De rechtbank heeft bij het bepalen van de hoogte van de op te leggen straffen rekening gehouden met de ernst van het bewezen verklaarde, zoals dat onder meer tot uitdrukking komt in de wettelijke strafmaxima en in de straffen die voor soortgelijke feiten worden opgelegd. In dit verband heeft de rechtbank bij haar overwegingen de vastgestelde landelijke oriëntatiepunten straftoemeting van het Landelijk Overleg Vakinhoud Strafrecht (LOVS) van april 2015 betrokken. Het LOVS heeft afspraken gemaakt over de door de strafrechters te hanteren uitgangspunten van bij overtreding van artikel 6 WVW op te leggen straffen. Voor het veroorzaken van een verkeersongeval waarbij sprake is van een grove verkeersfout en waarbij het slachtoffer zwaar lichamelijk letsel heeft opgelopen, wordt ingevolge deze oriëntatiepunten als uitgangspunt gehanteerd een taakstraf voor de duur van 160 uren en een ontzegging van de bevoegdheid motorrijtuigen te besturen voor de duur van 1 jaar.
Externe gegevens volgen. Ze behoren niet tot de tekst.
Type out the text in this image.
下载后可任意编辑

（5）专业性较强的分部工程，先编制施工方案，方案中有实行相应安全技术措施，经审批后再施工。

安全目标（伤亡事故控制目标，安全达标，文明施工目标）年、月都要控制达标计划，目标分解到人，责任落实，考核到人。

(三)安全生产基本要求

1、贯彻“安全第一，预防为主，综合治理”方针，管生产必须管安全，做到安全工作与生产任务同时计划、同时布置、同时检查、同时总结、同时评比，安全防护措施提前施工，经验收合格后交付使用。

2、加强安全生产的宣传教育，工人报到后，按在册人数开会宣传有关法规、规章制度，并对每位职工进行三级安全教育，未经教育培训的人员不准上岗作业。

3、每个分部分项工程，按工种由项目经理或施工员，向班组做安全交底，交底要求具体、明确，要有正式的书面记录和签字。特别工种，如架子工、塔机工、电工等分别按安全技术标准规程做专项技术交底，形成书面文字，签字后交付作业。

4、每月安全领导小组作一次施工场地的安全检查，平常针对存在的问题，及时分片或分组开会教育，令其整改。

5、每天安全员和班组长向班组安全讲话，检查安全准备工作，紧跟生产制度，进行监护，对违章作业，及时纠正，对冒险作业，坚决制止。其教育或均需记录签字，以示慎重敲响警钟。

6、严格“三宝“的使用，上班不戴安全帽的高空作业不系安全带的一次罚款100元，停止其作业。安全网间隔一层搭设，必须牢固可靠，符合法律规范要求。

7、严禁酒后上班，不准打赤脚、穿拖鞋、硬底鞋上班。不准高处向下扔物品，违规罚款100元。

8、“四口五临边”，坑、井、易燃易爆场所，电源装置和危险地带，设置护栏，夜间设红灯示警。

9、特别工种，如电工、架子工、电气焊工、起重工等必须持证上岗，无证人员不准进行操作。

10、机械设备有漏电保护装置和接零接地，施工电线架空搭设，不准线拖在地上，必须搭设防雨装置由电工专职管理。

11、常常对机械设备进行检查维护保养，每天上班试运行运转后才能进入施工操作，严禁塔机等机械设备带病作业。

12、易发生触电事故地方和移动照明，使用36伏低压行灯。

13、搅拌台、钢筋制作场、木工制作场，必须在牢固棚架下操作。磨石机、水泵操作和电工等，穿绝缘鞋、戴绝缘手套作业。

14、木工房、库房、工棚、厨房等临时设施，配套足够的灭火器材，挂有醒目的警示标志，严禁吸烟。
Dat is dan ook het uitgangspunt voor de rechtbank.
Voornoemd uitgangspunt in aanmerking genomen is de rechtbank van oordeel dat, mede gelet op de omstandigheid dat, blijkens een uittreksel uit de Justitiële Documentatie d.d.
17 augustus 2015, verdachte niet eerder voor een soortgelijk delict met politie en justitie in aanraking is geweest, aanleiding bestaat om af te wijken van hetgeen door de officier van justitie is gevorderd.

9.Toepasselijke wettelijke voorschriften

De op te leggen straffen zijn gegrond op de artikelen 22c en 22d van het Wetboek van Strafrecht en op de artikelen 6, 175 en 179 van de Wegenverkeerswet 1994.
De rechtbank komt op grond van het voorgaande tot de volgende beslissing.

10.Beslissing

Verklaart bewezen dat verdachte het primair ten laste gelegde heeft begaan zoals hiervoor in rubriek 5 is vermeld.
Verklaart niet bewezen wat aan verdachte meer of anders is ten laste gelegd dan hiervoor is bewezen verklaard en spreekt verdachte daarvan vrij.
Het primair bewezen verklaarde levert op:
Overtreding van artikel 6 van de Wegenverkeerswet 1994, terwijl het een ongeval betreft waardoor een ander zwaar lichamelijk letsel wordt toegebracht.
Verklaart het bewezene strafbaar.
Verklaart verdachte,
[verdachte], daarvoor strafbaar.
Veroordeelt verdachte tot een taakstraf bestaande uit het verrichten van onbetaalde arbeid van
160 uren, met bevel, voor het geval dat de verdachte de taakstraf niet naar behoren heeft verricht, dat vervangende hechtenis zal worden toegepast van 80 dagen.
Ontzegt verdachte de bevoegdheid motorrijtuigen te besturen voor de tijd van
12 maanden.
Dit vonnis is gewezen door
mr. R.A. Overbosch, voorzitter,
mrs. W.M.C. van den Berg en F. Salomon, rechters,
in tegenwoordigheid van mr. C.M. Noomen, griffier,
en uitgesproken op de openbare terechtzitting van deze rechtbank van 22 september 2015.